Genel anlamda 1 Haziran 2013 tarihli mevzuat 4 yıl önce vizyoner bir anlayışla ve tüm sektörün görüşleri ile harmanlanarak hazırlanmıştı. Yayınlandığı günden itibaren ise bürokratik bir kavrama söz konusu yönetmeliği değiştirmeye ve daraltmaya çalışmaktadır. Tüm bu gayretlerin sonucu olarak yayımlanan yeni yönetmelik öncelikli olarak mimarlık mesleğini uygulanamaz ülkü getirmiştir. Şehirlerimizin bundan sonra tektipleştirici bir görünüm açısıyla, gelecek vizyonundan uzaklaşarak inşa edileceğini görüyoruz. Mevcut düzenleme kültürel ve mimari mirasımızın geleceğe aktarılmasından ve şehirlerimizi ileriyle taşımaktan uzaktan, yaklaşık olarak mimarların elini kolunu bağlayan, telif eser ortaya koymasının önünü kesen bir düzenlemedir.
“ÇOK GENİŞ HALK KESİMLERİ MAĞDUR OLACAK”
BUNUN DIŞINDA, bir diğer önemli konu inşaat ruhsatının müktesep hak olmaktan çıkarılmasıdır.
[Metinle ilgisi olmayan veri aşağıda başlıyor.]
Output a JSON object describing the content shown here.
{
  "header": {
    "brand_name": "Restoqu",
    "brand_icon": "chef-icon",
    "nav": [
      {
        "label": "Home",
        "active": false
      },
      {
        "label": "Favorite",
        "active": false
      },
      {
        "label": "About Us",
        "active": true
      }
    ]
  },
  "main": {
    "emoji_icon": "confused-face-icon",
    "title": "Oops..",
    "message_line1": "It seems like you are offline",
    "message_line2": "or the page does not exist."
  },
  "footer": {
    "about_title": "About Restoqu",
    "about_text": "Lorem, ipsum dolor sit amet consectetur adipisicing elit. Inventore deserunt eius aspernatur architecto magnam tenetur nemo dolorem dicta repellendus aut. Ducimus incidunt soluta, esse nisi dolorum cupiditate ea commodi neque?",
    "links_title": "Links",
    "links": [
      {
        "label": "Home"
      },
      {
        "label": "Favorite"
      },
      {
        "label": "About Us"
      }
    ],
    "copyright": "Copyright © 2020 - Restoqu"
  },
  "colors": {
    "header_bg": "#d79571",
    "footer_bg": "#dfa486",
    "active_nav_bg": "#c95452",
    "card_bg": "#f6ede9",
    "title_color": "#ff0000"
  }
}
Son anda yönetmeliğe ilave edilen bu düzenlemeyle lüzum yerli ve yabancı yatırımcılar gerekse de tüketiciler büyük bir riskle aleyhinde karşıyadır. İmar Kanunu ’na adamakıllı tutarsız olan bu düzenleme ile gayrimenkul sektörü en esas dayanağından mahrum ülkü getirilmiş ve yatırımların önü kesilmiştir. Mevzuata uygun şekilde alınan inşaat ruhsatı ile yapılan projelerin imar planı iptalleri ile akamete uğraması keza yatırımcı keza alıcı ayrıca de ülke ekonomisinin hasar görmesine sebep olacaktır. Gayrisafi yurt içi hasıladaki payı yüzde 8 olan ve hesaplı büyümeye önemli ölçüde yardım veren, ayrıca toplam istihdamdaki payı yüzde 7,3 olan gayrimenkul sektörü geçmişte bu hususla ilgili birçok kez büyük sorunlar yaşamıştır. Yeni yönetmeliğin çoğu sorunu beraberinde getireceğini,bundan en fazla geniş irk kesimlerinin mağdur olacağını ve çıkacak olumsuzlukların zamanla kavranacağını düşünüyoruz.
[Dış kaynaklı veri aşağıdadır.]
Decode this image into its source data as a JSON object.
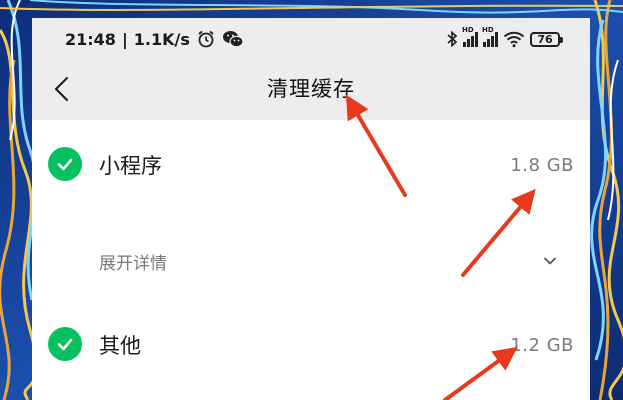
{
  "status_bar": {
    "time": "21:48",
    "separator": "|",
    "speed": "1.1K/s",
    "battery": "76",
    "signal_badge_1": "HD",
    "signal_badge_2": "HD"
  },
  "nav": {
    "title": "清理缓存"
  },
  "items": [
    {
      "label": "小程序",
      "size": "1.8 GB",
      "checked": true
    },
    {
      "label": "其他",
      "size": "1.2 GB",
      "checked": true
    }
  ],
  "expand": {
    "label": "展开详情"
  },
  "colors": {
    "accent_green": "#07c160",
    "annotation_arrow": "#e8391d",
    "header_bg": "#ededed"
  },
  "icons": {
    "back": "chevron-left-icon",
    "check": "check-circle-icon",
    "expand": "chevron-down-icon",
    "alarm": "alarm-icon",
    "wechat": "wechat-icon",
    "bluetooth": "bluetooth-icon",
    "wifi": "wifi-icon"
  }
}
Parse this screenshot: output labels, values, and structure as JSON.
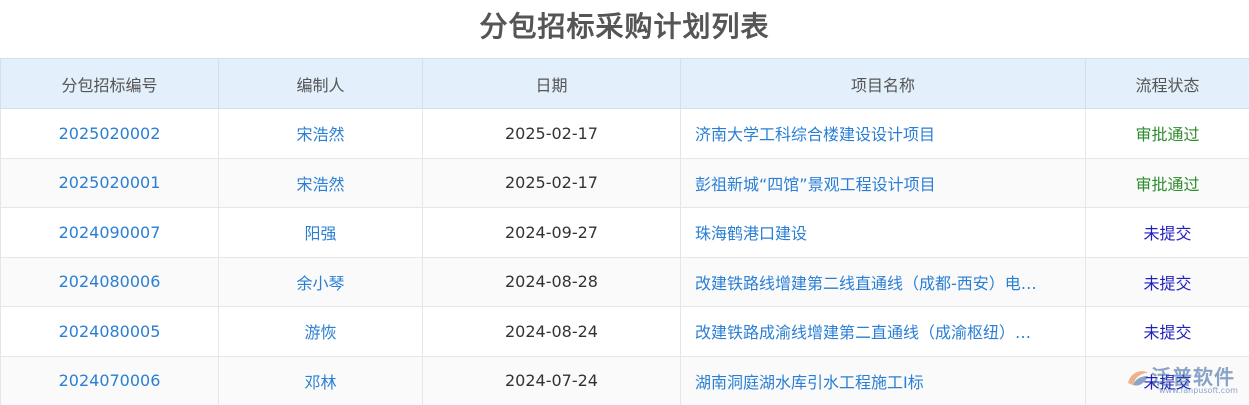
{
  "page": {
    "title": "分包招标采购计划列表"
  },
  "table": {
    "columns": [
      "分包招标编号",
      "编制人",
      "日期",
      "项目名称",
      "流程状态"
    ],
    "rows": [
      {
        "code": "2025020002",
        "author": "宋浩然",
        "date": "2025-02-17",
        "project": "济南大学工科综合楼建设设计项目",
        "status": "审批通过",
        "status_color": "#2e8b2e"
      },
      {
        "code": "2025020001",
        "author": "宋浩然",
        "date": "2025-02-17",
        "project": "彭祖新城“四馆”景观工程设计项目",
        "status": "审批通过",
        "status_color": "#2e8b2e"
      },
      {
        "code": "2024090007",
        "author": "阳强",
        "date": "2024-09-27",
        "project": "珠海鹤港口建设",
        "status": "未提交",
        "status_color": "#1f1fbf"
      },
      {
        "code": "2024080006",
        "author": "余小琴",
        "date": "2024-08-28",
        "project": "改建铁路线增建第二线直通线（成都-西安）电…",
        "status": "未提交",
        "status_color": "#1f1fbf"
      },
      {
        "code": "2024080005",
        "author": "游恢",
        "date": "2024-08-24",
        "project": "改建铁路成渝线增建第二直通线（成渝枢纽）…",
        "status": "未提交",
        "status_color": "#1f1fbf"
      },
      {
        "code": "2024070006",
        "author": "邓林",
        "date": "2024-07-24",
        "project": "湖南洞庭湖水库引水工程施工I标",
        "status": "未提交",
        "status_color": "#1f1fbf"
      }
    ]
  },
  "watermark": {
    "text": "泛普软件",
    "sub": "www.fanpusoft.com"
  },
  "colors": {
    "link": "#2a7fd4",
    "header_bg": "#e3effa",
    "approved": "#2e8b2e",
    "unsubmitted": "#1f1fbf"
  }
}
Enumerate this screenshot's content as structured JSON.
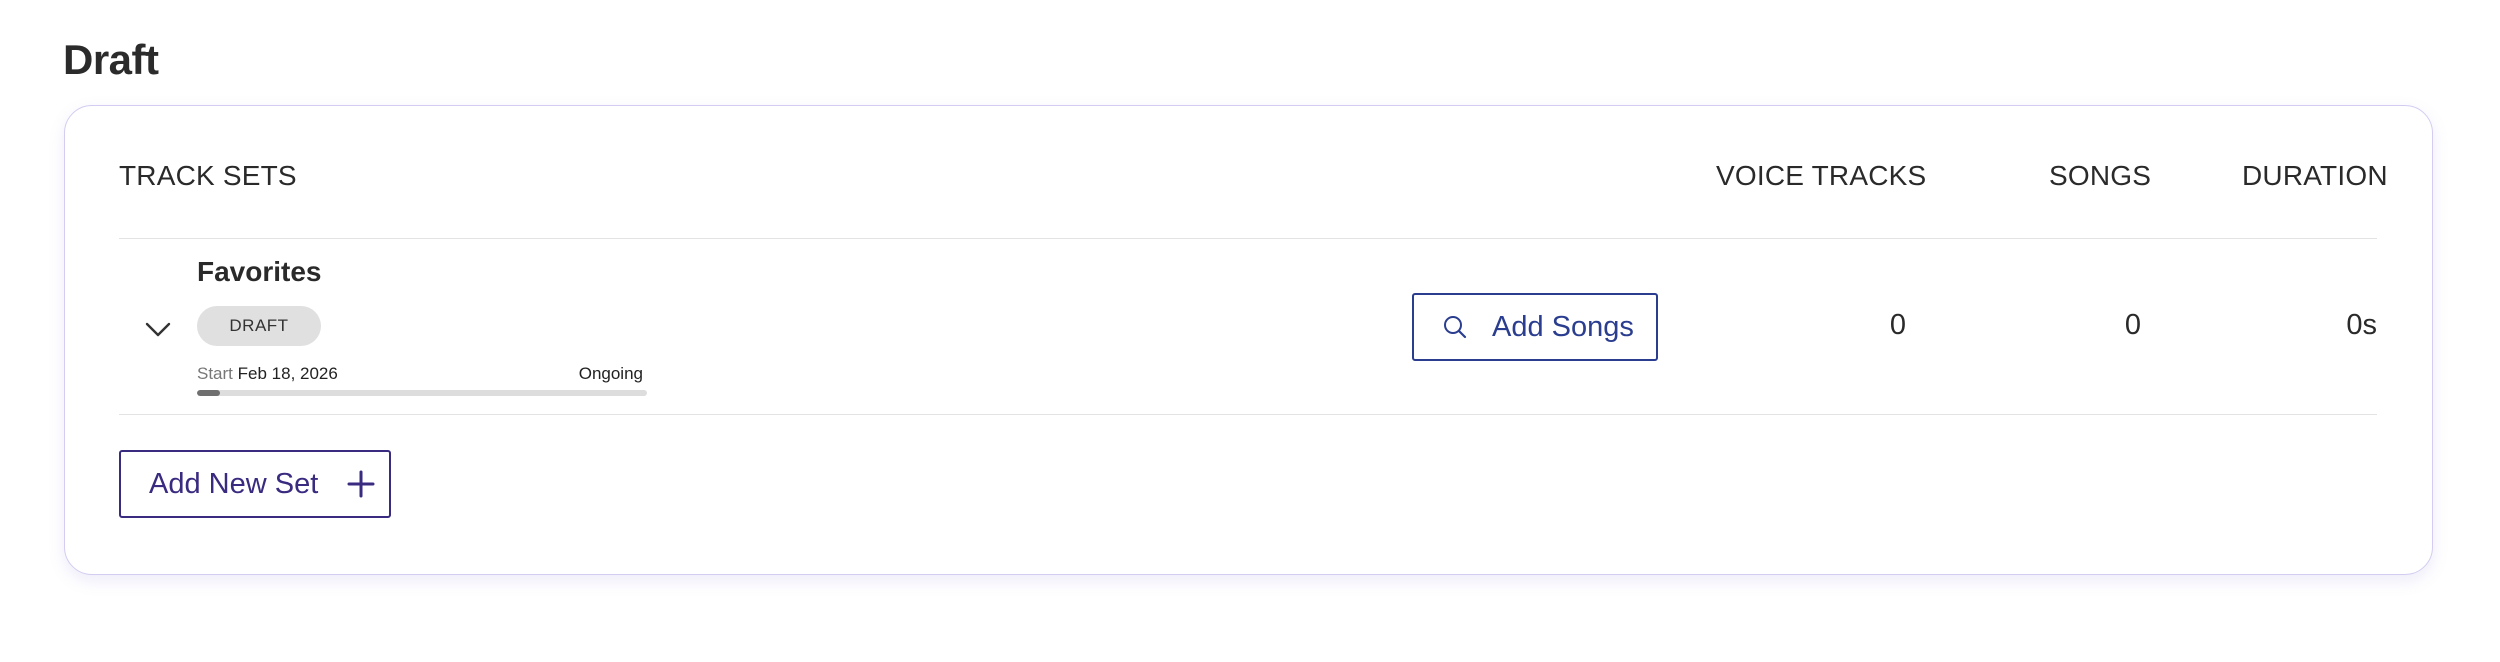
{
  "page": {
    "title": "Draft"
  },
  "table": {
    "headers": {
      "track_sets": "TRACK SETS",
      "voice_tracks": "VOICE TRACKS",
      "songs": "SONGS",
      "duration": "DURATION"
    },
    "rows": [
      {
        "name": "Favorites",
        "status": "DRAFT",
        "start_label": "Start",
        "start_date": "Feb 18, 2026",
        "end_label": "Ongoing",
        "progress_fraction": 0.05,
        "add_songs_label": "Add Songs",
        "voice_tracks": "0",
        "songs": "0",
        "duration": "0s"
      }
    ]
  },
  "actions": {
    "add_new_set_label": "Add New Set"
  },
  "icons": {
    "expand": "chevron-down-icon",
    "search": "search-icon",
    "add": "plus-icon"
  },
  "colors": {
    "card_border": "#d4ccf1",
    "add_songs_accent": "#2a3d8f",
    "add_set_accent": "#3a2a80",
    "badge_bg": "#e0e0e0",
    "progress_fill": "#6f6f6f"
  }
}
“TOPLUMA NASIL MENFAAT SAĞLAYACAĞINI ANLAYAMIYORUZ”
Hem yönetmelikte çoğu alanda kısıtlayıcı maddeler mevcuttur. Mesela;önceden azami 3.000 metrekare olan sosyal tesis alanlarının daire sayısı ve proje büyüklüğü gözetilmeden en fazla 500 metrekareye indirilmesinin;mescitlerin, çocuk yuvası ve çocuk oyun alanlarının toplam 750 metrekareden konutlar için 100, konut dışı kullanımlar için 200 metrekareye düşürülmesinin;otopark yapımının teşvik edilmesi gerekirken, otopark alanlarının en düşük otopark alanının 2 katını geçmeyecek şekilde sınırlandırılmasının; kullanıcı konforu açısından önemli olan asansör, yapı giriş holü ve kat holünün minimum alanlar ile sınırlandırılmasının;bodrum katlarda yer alan iki taraflı sığınakların asgari olması gereken alandan 1 metrekare zeka büyük yapılamamasının; müşterek bölge depolarının kaldırılmasının; yangın yönetmeliği gereği yapılması zorunlu olan mahallerin (yangın merdiven evi, yangın güvenlik holü, yangın emniyet koridoru ve yangın asansörü) sadece yangın merdiven evi ile sınırlı tutulmasının;daha önce herhangi bir sınırlandırma bulunmayan ve peyzaja zenginlik katan pergola, kameriye, açık yüzme havuzu ve süs havuzlarının bahçe alanının yüzde 10 ’u ile kısıtlanmasının; nasıl bir toplumsal üstünlük sağlayacağını anlayamıyoruz.
Bütün bunlara rağmen yönetmeliğe 3 aylık bir geçiş süreci konmuştur. Bu sürede, gayrimenkul sektöründe ve ülke ekonomisinde derin yaralar açılmadan, yönetmeliğin kısıtlayıcı maddelerinin, çelişkili ve olumsuz yönlerinin düzeltileceği yönündeki ümidimizi muhafaza ediyoruz.”